Back in March, 2011, I reviewed a PhRMA sponsored survey of physicians the results of which PhRMA claimed shows that "nearly eight out of 10 physicians view pharmaceutical research companies and their sales representatives as useful sources of information on prescription medicines" (see "New PhRMA Survey of Physicians: Are Sales Reps as "Useful" as PhRMA Wants Us to Believe?"). If you look at a chart of the relevant data (see below), however, you see that the 80% mentioned by PhRMA includes 53% of physicians who find sales reps only "somewhat useful." Only 26% of physicians surveyed found reps "very useful."


Yesterday, I came across the Wolters Kluwer Health Point-of-Care survey of physicians, part of which looked at where physicians receive information to make decisions about diagnoses, treatment and ongoing patient care (see press release and executive summary here). This study asked physicians: "How often do you use the following sources to gain information used to diagnose, treat and care for patients?" The results are shown in the following chart:


The trends are comparable (eg, prof'l journals are rank near the top and sales reps rank near the bottom in both surveys), but you can't group the Wolters Kluwer categories "frequently" and "occasionally" together as well as you can group together PhRMA's "very useful" and "somewhat useful" categories. Because of the way PhRMA designed it's study -- using categories that can easily be combined -- they were able to spin the results favorably, whereas no such spin of the data is possible in the Wolters Kluwer survey.

So, looking at ALL the data, IMHO, the best that can be said in answer to my question is that most physicians find pharma sales reps among the least important sources of information they use to help them diagnose, treat and care for their patients.

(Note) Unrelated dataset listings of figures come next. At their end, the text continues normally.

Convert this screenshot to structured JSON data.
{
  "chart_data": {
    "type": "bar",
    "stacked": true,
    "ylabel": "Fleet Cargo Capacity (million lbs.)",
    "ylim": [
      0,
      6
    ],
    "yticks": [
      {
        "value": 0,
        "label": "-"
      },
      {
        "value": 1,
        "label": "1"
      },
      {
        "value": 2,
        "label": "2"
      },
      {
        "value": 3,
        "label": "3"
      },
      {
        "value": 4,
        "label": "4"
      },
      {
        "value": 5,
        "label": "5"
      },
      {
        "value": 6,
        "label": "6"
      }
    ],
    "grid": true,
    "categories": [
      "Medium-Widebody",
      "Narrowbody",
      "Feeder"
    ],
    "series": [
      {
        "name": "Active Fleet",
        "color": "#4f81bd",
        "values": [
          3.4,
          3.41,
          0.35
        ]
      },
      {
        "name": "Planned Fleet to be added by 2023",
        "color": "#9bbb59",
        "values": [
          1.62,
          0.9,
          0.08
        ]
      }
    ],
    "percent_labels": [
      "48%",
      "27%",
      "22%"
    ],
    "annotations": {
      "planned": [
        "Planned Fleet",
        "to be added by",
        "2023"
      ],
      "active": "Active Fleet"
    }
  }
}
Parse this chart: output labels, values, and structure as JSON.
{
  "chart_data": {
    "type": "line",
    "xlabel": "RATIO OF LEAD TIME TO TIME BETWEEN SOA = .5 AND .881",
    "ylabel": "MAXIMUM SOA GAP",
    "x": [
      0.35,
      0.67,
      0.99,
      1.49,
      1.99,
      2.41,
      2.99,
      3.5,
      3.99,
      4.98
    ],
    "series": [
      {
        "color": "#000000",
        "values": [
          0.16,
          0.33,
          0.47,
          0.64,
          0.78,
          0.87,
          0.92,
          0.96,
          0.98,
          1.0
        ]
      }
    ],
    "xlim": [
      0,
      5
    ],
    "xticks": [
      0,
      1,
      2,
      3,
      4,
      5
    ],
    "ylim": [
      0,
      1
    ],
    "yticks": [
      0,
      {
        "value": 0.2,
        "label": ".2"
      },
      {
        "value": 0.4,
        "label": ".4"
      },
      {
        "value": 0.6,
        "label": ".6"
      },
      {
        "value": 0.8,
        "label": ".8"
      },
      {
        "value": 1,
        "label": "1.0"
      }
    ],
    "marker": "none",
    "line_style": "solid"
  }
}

P.S. (27-MAR-2012) I just came across another study attempting to answer the question "Do physicians find sales reps useful?" The study comes from Cegedim Strategic Data (CSD), a provider of integrated healthcare market research. CSD analyzed physician-reported diary entries of recent sales calls. Results from over 30 countries showed that overall 93.8% of physicians worldwide, both GPs and specialists, "find sales representative calls useful and of value to their practice, based on over 5.6 million product detailing mentions" (find more details here).

I believe CSD's methodology asks physicians to evaluate recent sales calls. This technique eliminates physicians who did not receive any sales calls, which skews the data to favor physicians who like sales reps to begin with. The CSD study does not compare usefulness of reps compared to other sources of information.

In any case, it's amazing how many studies are out there and how difficult it is to get a straight answer to a simple question.